JERSEY CITY — Four residential buildings, two of them 25-stories high, are slated for the old Mueller’s pasta factory on Baldwin Avenue, another sign that the Downtown building boom is extending farther west.
The developer, Argent Ventures, wants to build 980 units on the 5.2-acre site, located less than half a mile from the Journal Square PATH station. The Mueller’s site is largely vacant, aside from a four-story, 300,000-square-foot former manufacturing plant that will be demolished.
“The site represents the largest, ‘shovel ready’ development site in Journal Square and one of the prime development sites in Jersey City,” the developer says on the project’s website.
The Journal Square area was largely devoid of large-scale construction until KRE Group went forward with a three-tower, 1,800-unit development called Journal Squared just east of the PATH transportation hub last October. Since then, Jared Kushner and KABR have announced plans to build a residential tower on the site of the old headquarters of The Jersey Journal, while that team is also expected to build two towers on the vacant lot just across the street.
Farther to the west, developers scooped up a four-acre site that included Puccini’s restaurant for $20 million earlier this year, and they could build up to 580 residential units there without any additional city approval.
“The inherent value of Journal Square is now kind of becoming front-and-center,” Robert Antonicello, former head of the Jersey City Redevelopment Agency, told The Jersey Journal in February. Antonicello is advising Argent.
Argent is scheduled to go before the Planning Board on Tuesday night for site plan approval.

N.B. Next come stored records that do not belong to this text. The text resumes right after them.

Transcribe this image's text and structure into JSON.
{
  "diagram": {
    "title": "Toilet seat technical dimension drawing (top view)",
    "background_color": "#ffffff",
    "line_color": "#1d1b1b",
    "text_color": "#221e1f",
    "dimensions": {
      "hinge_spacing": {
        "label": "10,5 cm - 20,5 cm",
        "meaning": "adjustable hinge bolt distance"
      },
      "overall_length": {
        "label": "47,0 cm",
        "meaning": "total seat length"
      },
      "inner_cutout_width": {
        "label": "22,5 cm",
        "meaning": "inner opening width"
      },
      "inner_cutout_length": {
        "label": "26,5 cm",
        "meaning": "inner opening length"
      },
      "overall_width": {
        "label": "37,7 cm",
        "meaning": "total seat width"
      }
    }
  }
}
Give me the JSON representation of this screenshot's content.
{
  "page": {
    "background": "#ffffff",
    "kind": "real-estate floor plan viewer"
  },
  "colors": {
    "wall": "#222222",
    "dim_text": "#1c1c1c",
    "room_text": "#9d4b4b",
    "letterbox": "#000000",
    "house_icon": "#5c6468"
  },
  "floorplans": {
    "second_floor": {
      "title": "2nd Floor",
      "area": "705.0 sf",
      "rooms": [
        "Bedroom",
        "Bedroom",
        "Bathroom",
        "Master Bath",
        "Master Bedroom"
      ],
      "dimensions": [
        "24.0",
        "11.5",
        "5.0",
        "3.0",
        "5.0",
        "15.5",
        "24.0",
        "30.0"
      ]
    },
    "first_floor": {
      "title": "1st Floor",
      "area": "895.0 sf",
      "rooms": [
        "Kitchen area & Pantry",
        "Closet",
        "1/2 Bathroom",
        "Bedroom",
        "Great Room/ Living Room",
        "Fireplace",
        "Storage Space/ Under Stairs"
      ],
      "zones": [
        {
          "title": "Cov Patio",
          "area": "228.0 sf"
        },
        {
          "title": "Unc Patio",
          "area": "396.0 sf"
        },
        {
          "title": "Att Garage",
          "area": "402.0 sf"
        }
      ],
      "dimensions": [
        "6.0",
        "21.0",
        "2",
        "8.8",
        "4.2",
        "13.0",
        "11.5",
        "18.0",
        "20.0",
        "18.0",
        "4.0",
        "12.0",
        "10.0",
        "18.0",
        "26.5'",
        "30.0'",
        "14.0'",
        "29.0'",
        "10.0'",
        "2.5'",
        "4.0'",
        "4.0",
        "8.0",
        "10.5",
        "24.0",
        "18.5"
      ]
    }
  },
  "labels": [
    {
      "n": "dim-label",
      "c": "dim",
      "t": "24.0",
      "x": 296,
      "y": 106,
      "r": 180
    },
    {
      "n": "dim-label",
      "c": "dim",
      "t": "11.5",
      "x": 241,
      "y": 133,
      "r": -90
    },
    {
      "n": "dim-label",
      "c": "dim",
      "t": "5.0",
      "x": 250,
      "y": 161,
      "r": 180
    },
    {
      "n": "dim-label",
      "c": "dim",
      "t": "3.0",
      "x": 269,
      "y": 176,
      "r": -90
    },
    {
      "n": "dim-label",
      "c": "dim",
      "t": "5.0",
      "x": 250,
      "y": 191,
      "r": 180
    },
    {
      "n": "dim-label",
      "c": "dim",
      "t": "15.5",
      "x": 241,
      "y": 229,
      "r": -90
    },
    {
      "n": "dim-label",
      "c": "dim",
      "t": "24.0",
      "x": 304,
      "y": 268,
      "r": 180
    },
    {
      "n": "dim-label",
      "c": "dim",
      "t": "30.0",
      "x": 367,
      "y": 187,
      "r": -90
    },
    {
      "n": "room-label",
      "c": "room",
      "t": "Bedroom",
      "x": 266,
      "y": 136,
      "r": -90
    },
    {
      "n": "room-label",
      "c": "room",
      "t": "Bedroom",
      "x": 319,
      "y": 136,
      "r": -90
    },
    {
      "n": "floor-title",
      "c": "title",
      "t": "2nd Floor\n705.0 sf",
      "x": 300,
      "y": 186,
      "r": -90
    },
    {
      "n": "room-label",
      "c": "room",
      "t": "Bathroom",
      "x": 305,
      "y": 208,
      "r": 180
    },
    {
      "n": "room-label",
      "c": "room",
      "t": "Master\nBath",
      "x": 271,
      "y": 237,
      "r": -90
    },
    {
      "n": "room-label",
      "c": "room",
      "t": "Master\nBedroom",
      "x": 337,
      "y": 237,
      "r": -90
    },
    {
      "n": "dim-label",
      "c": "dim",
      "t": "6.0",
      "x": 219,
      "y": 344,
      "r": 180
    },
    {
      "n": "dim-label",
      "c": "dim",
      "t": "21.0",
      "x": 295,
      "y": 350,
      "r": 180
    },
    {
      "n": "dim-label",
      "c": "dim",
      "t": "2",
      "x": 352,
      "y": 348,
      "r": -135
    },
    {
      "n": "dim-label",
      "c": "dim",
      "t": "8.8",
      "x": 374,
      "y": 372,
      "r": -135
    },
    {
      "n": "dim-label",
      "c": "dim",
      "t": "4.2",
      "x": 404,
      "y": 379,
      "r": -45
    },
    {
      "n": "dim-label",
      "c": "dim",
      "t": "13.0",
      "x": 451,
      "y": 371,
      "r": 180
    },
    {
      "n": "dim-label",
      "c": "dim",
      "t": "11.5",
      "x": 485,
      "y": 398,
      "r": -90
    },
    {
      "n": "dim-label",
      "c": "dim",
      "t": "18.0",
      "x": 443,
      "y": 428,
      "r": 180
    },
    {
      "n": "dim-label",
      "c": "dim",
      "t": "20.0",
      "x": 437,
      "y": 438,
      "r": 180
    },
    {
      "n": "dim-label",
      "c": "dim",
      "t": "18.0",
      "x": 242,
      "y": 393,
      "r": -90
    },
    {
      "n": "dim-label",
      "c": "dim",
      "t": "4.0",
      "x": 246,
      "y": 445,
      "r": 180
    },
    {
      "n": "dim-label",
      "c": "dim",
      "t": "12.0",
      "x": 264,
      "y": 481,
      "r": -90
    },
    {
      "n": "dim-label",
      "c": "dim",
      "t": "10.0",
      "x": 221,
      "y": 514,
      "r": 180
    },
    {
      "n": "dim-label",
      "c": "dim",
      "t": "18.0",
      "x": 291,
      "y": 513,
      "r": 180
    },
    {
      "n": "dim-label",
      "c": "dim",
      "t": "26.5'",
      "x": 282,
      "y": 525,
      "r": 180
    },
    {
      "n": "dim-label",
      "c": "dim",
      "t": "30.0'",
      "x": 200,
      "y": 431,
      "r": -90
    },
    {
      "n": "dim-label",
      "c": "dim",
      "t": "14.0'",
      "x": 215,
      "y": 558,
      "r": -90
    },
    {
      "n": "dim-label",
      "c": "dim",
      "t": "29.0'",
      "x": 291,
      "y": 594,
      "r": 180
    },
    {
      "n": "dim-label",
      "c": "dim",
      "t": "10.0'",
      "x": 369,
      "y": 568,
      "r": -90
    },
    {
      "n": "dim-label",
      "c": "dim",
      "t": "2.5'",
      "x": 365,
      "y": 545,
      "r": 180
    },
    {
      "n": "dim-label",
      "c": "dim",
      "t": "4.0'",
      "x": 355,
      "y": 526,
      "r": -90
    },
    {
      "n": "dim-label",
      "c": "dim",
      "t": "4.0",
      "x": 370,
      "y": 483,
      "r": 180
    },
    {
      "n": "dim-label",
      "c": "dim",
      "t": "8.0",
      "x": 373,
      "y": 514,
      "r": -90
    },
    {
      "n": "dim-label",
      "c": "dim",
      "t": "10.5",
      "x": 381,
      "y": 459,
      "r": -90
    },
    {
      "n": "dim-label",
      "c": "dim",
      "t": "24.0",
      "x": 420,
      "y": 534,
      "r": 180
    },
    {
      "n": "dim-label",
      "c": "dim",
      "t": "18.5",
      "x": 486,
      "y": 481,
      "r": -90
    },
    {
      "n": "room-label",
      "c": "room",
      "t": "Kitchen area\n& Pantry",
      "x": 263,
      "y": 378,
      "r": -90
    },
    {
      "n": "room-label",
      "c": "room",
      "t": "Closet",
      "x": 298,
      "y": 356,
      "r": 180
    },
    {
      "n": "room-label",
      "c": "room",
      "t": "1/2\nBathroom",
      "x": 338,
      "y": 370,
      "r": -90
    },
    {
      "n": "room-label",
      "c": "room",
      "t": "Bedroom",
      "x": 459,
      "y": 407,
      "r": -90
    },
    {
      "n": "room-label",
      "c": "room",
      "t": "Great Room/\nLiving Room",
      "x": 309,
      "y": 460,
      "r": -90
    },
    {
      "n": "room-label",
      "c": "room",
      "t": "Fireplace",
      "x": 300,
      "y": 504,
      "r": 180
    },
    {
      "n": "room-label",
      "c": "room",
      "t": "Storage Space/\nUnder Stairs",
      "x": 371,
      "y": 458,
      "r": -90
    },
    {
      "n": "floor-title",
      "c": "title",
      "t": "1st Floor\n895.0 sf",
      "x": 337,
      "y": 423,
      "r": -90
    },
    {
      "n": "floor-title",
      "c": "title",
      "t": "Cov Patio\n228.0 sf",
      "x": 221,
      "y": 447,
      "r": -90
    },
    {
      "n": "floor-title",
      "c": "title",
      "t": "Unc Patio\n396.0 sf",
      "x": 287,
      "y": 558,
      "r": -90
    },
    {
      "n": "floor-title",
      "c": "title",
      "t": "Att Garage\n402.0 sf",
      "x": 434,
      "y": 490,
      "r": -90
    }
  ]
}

Councilman Rich Boggiano, who represents Ward C, where the property is located, has met with the developer and has given the plan his tentative approval. Boggiano noted that the two tall buildings proposed for the Mueller’s site are “set back” from Baldwin Avenue so they don’t tower over the small apartment buildings and residential homes across the street.
Still, he said, he won’t support the project is residents in that neighborhood are opposed.
“It’s up to the people of the area,” Boggiano told The Jersey Journal. “I want to see their opinion … I go with what the people want.”
The Mueller’s plant shuttered in 1997 when the company moved its operations to South Carolina, putting over 300 people out of work. At the time it was one of the largest losses of manufacturing jobs in Hudson County’s history.
The Baldwin Avenue plant was built in 1915.
The Planning Board meets on Tuesday, June 23 at 5:30 at City Hall, 280 Grove St.
Boggiano is hosting a neighborhood meeting on Monday, June 29 at 7 p.m. in the basement of St. Joseph, 511 Pavonia Ave. The redevelopment of the Mueller’s site is on the agenda.